Traveling to camps in Rwanda, Ukraine, Greece, Colombia, and Mauritania for his Déplacé.e series, JR captured portraits for large-scale banners that were viewed around the world. The artist continued to explore these in Water Mill, conveying a message of hope, innocence, and possibility for all to see. Transferring his original photographs into inverted, white-on-black images, the radiant figures can be seen running, playing, and interacting in groups along the length of the building, offering an impactful image when viewed either up close or afar.

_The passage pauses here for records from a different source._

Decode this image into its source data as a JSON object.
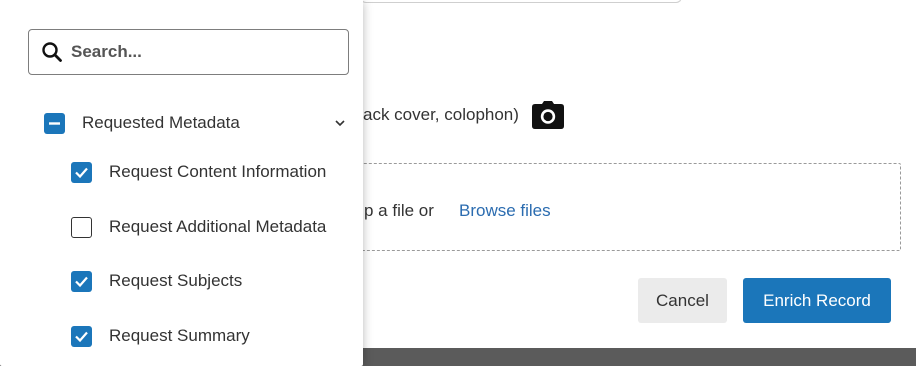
{
  "instruction": {
    "text_fragment": "ack cover, colophon)"
  },
  "icons": {
    "camera": "camera-icon",
    "search": "search-icon",
    "chevron": "chevron-down-icon"
  },
  "upload": {
    "drop_text_fragment": "p a file or",
    "browse_label": "Browse files"
  },
  "actions": {
    "cancel_label": "Cancel",
    "enrich_label": "Enrich Record"
  },
  "dropdown": {
    "search": {
      "placeholder": "Search...",
      "value": ""
    },
    "group": {
      "label": "Requested Metadata",
      "state": "indeterminate"
    },
    "options": [
      {
        "label": "Request Content Information",
        "checked": true
      },
      {
        "label": "Request Additional Metadata",
        "checked": false
      },
      {
        "label": "Request Subjects",
        "checked": true
      },
      {
        "label": "Request Summary",
        "checked": true
      }
    ]
  },
  "colors": {
    "accent": "#1b76ba",
    "link": "#2b6cb0",
    "cancel_bg": "#ebebeb"
  }
}
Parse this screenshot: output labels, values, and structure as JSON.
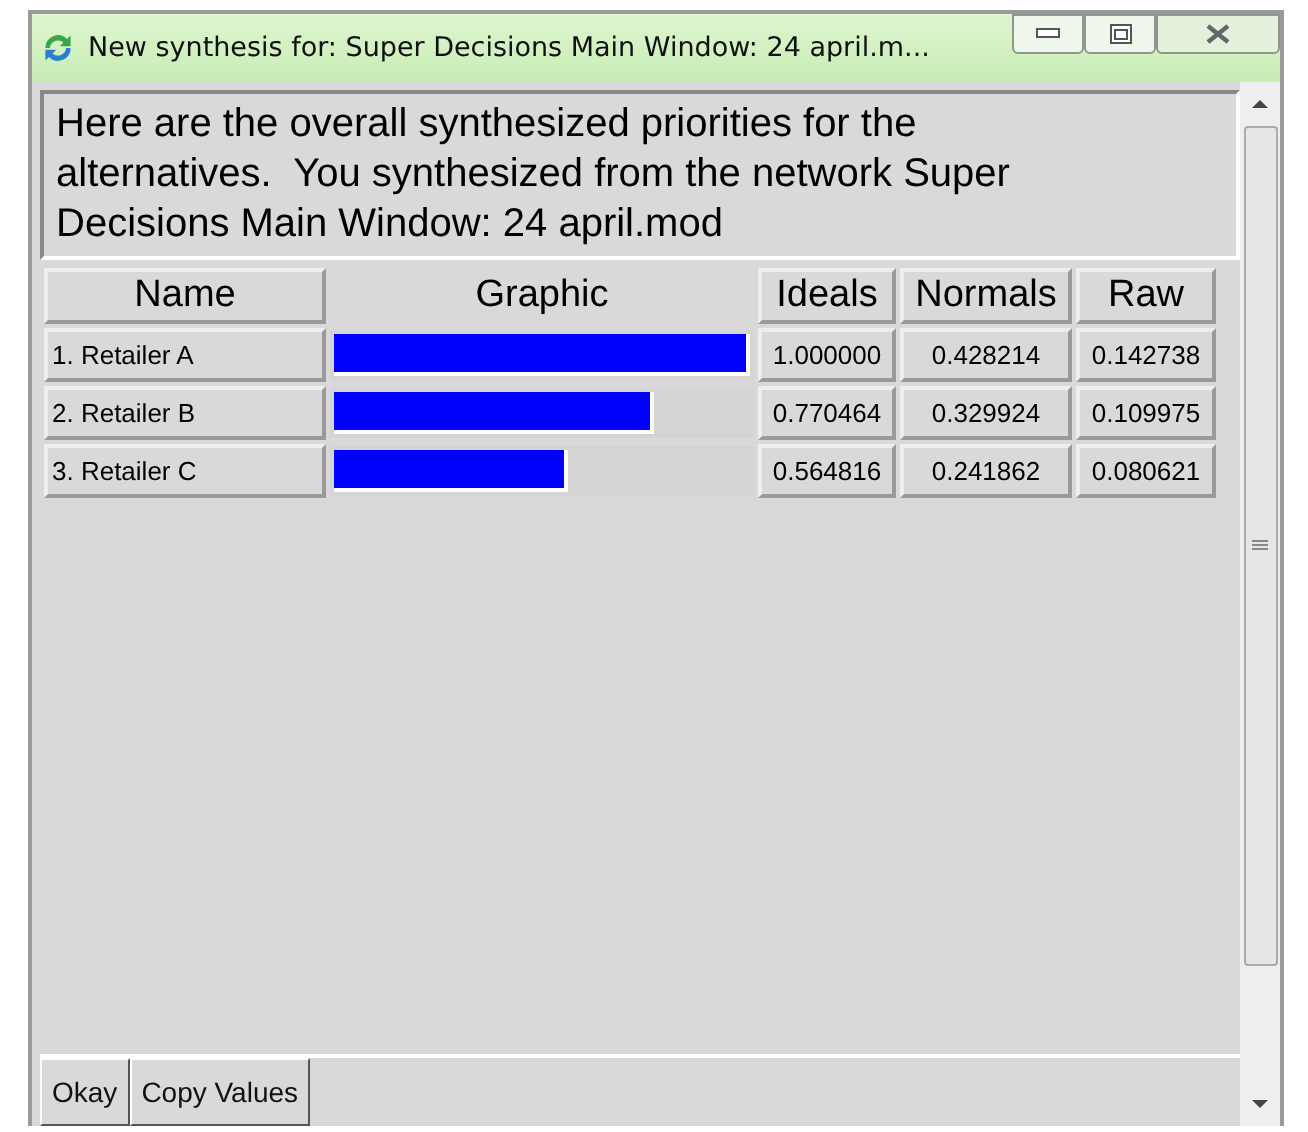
{
  "window": {
    "title": "New synthesis for: Super Decisions Main Window: 24 april.m..."
  },
  "message": "Here are the overall synthesized priorities for the\nalternatives.  You synthesized from the network Super\nDecisions Main Window: 24 april.mod",
  "table": {
    "columns": [
      "Name",
      "Graphic",
      "Ideals",
      "Normals",
      "Raw"
    ],
    "rows": [
      {
        "name": "1. Retailer A",
        "level": 1.0,
        "ideals": "1.000000",
        "normals": "0.428214",
        "raw": "0.142738"
      },
      {
        "name": "2. Retailer B",
        "level": 0.770464,
        "ideals": "0.770464",
        "normals": "0.329924",
        "raw": "0.109975"
      },
      {
        "name": "3. Retailer C",
        "level": 0.564816,
        "ideals": "0.564816",
        "normals": "0.241862",
        "raw": "0.080621"
      }
    ]
  },
  "buttons": [
    "Okay",
    "Copy Values"
  ]
}
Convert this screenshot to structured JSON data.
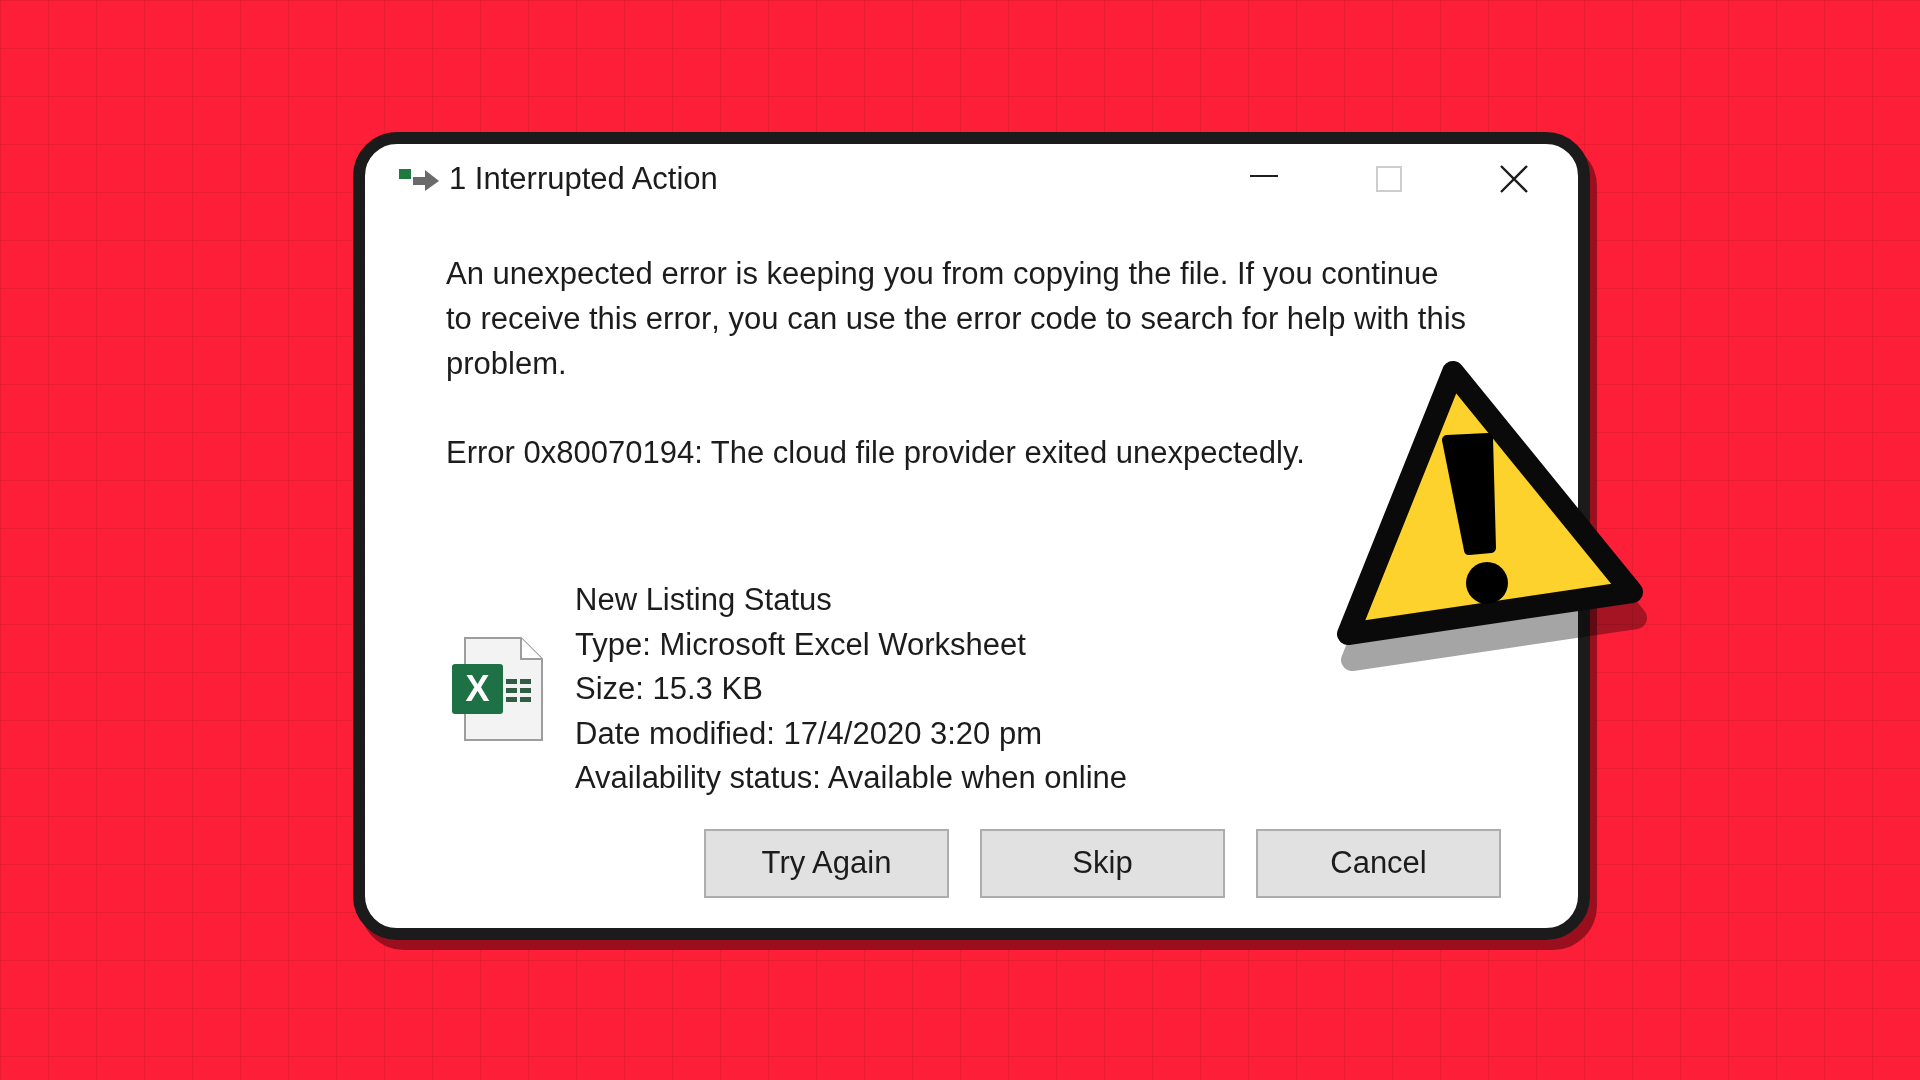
{
  "window": {
    "title": "1 Interrupted Action",
    "controls": [
      {
        "kind": "minimize",
        "disabled": false
      },
      {
        "kind": "maximize",
        "disabled": true
      },
      {
        "kind": "close",
        "disabled": false
      }
    ]
  },
  "message": "An unexpected error is keeping you from copying the file. If you continue to receive this error, you can use the error code to search for help with this problem.",
  "error": "Error 0x80070194: The cloud file provider exited unexpectedly.",
  "file": {
    "icon_letter": "X",
    "name": "New Listing Status",
    "details": [
      "Type: Microsoft Excel Worksheet",
      "Size: 15.3 KB",
      "Date modified: 17/4/2020 3:20 pm",
      "Availability status: Available when online"
    ]
  },
  "buttons": [
    "Try Again",
    "Skip",
    "Cancel"
  ]
}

What is JR known for? Making the World His Gallery
Appearing as though they could be playing in the grassy field surrounding the museum, the JR mural’s publicly visible nature aligns with his practice of image-making that employs the whole world as his gallery. It’s an approach that is a means of social justice which forges human connections and offers visibility to groups of people who are often overlooked or forgotten. Titled to mean “The Children of Ouranos,” in reference to the titans (gods who were once children), the context of the exhibition’s poignant composition removes these children from the times of adversity during which they were photographed, allowing them to transcend into a new time and setting where endless possibilities await.
“I am delighted that the Parrish’s iconic façade will be the architectural framework for JR’s tremendous mural that brings to light members of invisible communities—such as these displaced children—recontextualized as individuals with great potential to create a new world,” said Parrish Executive Director Mónica Ramírez-Montagut, Ph.D of the JR mural.
The monumental mural is accompanied by the installation of a large-scale work, Les Enfants d’Ouranos, Bois #6, which sees similar imagery transferred onto black painted wood installed in the museum’s lobby for the duration of the mural’s existence. Earlier this summer, the artist also hosted a talk detailing his time at the refugee camps and how the series came to be.